Our urban response model also includes comprehensive trauma-informed programming and services for victims of sex trafficking, focusing on the stages of recovery—from crisis intervention to stabilization to transition to independent living.
Within our crisis shelter we have opened two designated beds for female victims of sex trafficking with our municipal funding, a first in Toronto. Further, in September, we were very proud to open the city's first transitional housing program for female survivors of sex trafficking. It's called the Rogers Home. It is an innovative program that will provide seven residents with stable housing for up to two years. We provide life skills training, community-based trauma counselling, and other wraparound services to support these young women on their road to recovery.
Despite being a pressing social concern for some time, human trafficking, and particularly sex trafficking, has only recently drawn increased attention from the public, government, and research communities. To date very little research has been done to determine promising practices for working with the young survivors. That is why “learning and knowledge transfer” is the third pillar of our model. Covenant House will be embarking on a five-year evaluation and research and assessment initiatives that will determine what's working and what's not, what partnerships are necessary to provide a coordinated set of services, and whether our model is actually even making a difference.

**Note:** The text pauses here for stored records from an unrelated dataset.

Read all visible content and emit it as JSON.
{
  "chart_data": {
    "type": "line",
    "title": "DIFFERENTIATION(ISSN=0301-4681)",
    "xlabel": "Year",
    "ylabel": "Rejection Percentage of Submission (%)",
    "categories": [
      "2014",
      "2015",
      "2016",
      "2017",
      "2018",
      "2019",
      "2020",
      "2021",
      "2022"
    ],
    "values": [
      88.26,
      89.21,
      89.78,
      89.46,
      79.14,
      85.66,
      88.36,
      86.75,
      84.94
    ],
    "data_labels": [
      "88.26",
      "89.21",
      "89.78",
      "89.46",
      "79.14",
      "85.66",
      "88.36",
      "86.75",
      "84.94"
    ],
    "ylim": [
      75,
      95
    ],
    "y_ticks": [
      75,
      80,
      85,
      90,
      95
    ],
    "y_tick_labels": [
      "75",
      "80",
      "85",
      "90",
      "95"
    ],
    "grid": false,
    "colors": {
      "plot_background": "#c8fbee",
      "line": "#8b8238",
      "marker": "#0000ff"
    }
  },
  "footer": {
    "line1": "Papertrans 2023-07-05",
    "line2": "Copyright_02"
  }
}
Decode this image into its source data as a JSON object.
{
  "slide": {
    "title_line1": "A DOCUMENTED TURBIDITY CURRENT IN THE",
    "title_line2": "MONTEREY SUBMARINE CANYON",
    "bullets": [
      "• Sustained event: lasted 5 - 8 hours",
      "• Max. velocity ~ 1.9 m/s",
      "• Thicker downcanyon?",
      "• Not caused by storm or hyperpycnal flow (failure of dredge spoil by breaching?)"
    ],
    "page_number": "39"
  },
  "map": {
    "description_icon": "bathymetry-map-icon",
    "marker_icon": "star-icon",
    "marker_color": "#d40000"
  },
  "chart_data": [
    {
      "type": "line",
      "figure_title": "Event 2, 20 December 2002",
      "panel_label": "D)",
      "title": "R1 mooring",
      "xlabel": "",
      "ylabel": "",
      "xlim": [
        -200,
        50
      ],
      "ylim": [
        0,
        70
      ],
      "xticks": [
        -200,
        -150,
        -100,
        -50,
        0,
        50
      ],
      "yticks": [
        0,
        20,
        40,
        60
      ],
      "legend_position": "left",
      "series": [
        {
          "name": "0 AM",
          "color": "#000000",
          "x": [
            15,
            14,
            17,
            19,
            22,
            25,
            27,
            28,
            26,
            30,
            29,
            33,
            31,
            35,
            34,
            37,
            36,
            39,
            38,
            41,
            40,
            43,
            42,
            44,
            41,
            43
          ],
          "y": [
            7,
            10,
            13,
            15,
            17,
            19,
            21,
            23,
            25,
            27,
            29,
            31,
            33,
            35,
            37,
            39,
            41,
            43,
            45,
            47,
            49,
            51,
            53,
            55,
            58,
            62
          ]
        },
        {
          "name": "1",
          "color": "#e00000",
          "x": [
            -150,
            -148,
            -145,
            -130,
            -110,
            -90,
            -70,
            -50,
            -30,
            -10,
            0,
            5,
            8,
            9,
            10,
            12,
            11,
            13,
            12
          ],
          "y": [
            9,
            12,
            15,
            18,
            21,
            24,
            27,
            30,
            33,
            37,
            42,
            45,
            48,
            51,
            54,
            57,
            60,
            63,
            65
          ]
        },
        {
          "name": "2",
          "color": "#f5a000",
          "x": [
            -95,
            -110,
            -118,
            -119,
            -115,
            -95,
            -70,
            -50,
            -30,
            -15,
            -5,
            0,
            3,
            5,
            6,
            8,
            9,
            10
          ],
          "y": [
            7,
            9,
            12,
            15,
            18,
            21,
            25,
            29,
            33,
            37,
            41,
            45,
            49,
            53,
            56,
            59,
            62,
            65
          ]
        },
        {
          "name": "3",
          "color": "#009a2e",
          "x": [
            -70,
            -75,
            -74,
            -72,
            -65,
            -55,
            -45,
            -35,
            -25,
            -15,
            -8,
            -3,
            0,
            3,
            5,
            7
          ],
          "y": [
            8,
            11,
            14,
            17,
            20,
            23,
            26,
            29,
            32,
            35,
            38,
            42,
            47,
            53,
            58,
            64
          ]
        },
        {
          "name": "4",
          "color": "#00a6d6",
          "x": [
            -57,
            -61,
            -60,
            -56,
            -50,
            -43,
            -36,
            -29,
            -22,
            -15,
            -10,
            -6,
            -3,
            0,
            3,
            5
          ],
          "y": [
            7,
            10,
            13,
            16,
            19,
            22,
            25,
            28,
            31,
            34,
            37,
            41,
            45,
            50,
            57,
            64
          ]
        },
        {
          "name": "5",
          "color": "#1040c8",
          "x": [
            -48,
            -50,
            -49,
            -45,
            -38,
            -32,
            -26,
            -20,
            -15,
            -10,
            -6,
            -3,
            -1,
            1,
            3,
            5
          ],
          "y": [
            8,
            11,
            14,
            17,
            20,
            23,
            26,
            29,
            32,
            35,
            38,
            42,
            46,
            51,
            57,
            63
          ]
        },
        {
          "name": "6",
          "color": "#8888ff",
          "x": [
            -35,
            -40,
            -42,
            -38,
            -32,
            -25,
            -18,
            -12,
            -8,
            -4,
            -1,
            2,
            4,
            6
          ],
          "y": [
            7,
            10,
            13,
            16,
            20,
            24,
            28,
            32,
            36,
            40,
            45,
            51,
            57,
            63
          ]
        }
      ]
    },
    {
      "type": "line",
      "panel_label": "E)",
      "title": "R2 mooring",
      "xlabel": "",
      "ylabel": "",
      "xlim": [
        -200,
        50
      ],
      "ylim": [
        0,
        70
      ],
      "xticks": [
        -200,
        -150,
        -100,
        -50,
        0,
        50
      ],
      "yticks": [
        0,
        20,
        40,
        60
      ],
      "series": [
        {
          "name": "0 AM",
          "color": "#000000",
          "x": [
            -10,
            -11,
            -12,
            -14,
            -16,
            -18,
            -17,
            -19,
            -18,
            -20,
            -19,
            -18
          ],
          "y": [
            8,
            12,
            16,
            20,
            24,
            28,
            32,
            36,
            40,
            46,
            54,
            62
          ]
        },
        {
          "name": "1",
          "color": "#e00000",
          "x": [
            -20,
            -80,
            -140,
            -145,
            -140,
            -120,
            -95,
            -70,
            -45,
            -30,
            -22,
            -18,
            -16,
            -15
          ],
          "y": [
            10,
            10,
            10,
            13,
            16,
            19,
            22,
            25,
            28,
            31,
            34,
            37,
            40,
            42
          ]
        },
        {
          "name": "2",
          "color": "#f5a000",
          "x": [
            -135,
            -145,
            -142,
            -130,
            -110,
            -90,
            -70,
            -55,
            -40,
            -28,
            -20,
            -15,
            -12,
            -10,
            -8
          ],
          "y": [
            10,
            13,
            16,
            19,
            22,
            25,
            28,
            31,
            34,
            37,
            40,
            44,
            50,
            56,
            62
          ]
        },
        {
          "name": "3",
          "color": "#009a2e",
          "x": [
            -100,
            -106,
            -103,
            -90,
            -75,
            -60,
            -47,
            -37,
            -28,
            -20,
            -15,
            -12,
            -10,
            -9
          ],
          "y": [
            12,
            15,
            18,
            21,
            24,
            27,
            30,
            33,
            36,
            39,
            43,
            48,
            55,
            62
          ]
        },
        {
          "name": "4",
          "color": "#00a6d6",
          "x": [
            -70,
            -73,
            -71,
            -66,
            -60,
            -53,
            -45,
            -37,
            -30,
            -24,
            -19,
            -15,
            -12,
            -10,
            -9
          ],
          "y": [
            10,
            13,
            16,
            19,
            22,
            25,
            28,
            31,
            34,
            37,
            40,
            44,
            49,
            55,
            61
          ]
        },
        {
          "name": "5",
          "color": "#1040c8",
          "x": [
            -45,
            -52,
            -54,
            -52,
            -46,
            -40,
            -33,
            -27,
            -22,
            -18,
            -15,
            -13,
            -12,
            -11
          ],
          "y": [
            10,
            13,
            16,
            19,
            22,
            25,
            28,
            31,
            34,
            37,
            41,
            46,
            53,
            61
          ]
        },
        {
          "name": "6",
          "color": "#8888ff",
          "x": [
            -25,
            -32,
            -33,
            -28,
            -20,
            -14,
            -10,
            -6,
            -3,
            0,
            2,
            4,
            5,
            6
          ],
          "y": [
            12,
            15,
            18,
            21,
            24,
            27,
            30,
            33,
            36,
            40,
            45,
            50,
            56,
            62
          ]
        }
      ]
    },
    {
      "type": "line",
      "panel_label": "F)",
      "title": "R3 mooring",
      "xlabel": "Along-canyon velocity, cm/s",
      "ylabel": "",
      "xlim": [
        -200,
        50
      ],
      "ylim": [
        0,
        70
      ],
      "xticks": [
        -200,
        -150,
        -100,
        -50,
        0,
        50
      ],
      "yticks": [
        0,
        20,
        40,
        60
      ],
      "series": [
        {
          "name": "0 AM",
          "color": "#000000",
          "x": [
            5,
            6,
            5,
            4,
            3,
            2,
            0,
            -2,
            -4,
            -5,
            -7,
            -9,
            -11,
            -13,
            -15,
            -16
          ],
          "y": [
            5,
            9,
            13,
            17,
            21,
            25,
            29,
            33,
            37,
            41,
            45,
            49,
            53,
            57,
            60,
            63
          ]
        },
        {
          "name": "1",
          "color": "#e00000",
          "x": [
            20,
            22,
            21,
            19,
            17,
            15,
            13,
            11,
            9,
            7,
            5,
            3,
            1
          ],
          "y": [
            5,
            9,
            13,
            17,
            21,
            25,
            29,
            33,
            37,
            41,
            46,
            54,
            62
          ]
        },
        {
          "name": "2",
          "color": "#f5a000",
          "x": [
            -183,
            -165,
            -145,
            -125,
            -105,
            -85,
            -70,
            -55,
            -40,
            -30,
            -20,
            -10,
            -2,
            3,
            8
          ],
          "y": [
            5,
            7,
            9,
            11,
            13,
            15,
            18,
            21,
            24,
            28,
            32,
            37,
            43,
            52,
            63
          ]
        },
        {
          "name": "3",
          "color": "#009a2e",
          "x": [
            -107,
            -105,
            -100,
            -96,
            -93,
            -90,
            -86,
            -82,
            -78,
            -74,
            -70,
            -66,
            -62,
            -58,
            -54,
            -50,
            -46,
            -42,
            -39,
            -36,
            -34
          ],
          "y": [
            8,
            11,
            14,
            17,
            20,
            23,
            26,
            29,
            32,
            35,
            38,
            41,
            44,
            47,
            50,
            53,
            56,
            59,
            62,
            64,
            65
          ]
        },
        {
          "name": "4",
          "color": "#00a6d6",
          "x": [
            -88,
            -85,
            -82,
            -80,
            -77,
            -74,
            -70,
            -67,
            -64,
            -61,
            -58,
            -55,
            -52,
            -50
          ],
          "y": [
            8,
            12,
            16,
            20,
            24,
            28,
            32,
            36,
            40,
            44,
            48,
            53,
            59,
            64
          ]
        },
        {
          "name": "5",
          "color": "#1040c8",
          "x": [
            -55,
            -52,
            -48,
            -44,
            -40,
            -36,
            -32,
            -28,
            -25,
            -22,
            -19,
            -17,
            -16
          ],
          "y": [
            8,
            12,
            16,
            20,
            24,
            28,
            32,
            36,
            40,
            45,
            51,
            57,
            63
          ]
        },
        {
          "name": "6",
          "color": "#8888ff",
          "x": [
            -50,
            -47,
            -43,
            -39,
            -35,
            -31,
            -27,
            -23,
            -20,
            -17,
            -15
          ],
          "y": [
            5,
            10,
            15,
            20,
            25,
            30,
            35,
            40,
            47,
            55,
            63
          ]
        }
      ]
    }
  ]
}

We will also be building an online centre of excellence so that we can share our findings very broadly.
Collaboration is a key success factor in combatting sex trafficking and providing high-quality services and supports to the victims. That is why Covenant House has developed strong partnerships with the Toronto police services, mental health and addictions service providers, victims' services, the City of Toronto, the Province of Ontario, and the indigenous community in the delivery of our urban response model.
Covenant House commends this standing committee for studying the pressing concern of violence against young women and girls. In doing so, we encourage you to also consider the issue of sex trafficking in your deliberations and to identify measures that can be implemented across the country to combat this crime. It is important that the response to sex trafficking be comprehensive in nature and include initiatives to prevent girls and young women from even being lured in the first place, services and supports for the survivors and victims, training and education for community partners, and strengthened tools for law enforcement and the justice system to combat these crimes.
Once again, I thank you very much for this opportunity to share the work that Covenant House is doing to put an end to sex trafficking and to provide enhanced supports and services for the victims. We're committed to working closely with the Government of Canada in addressing needs and in providing support to at-risk, homeless, and trafficked youth.
I look forward to hearing your questions.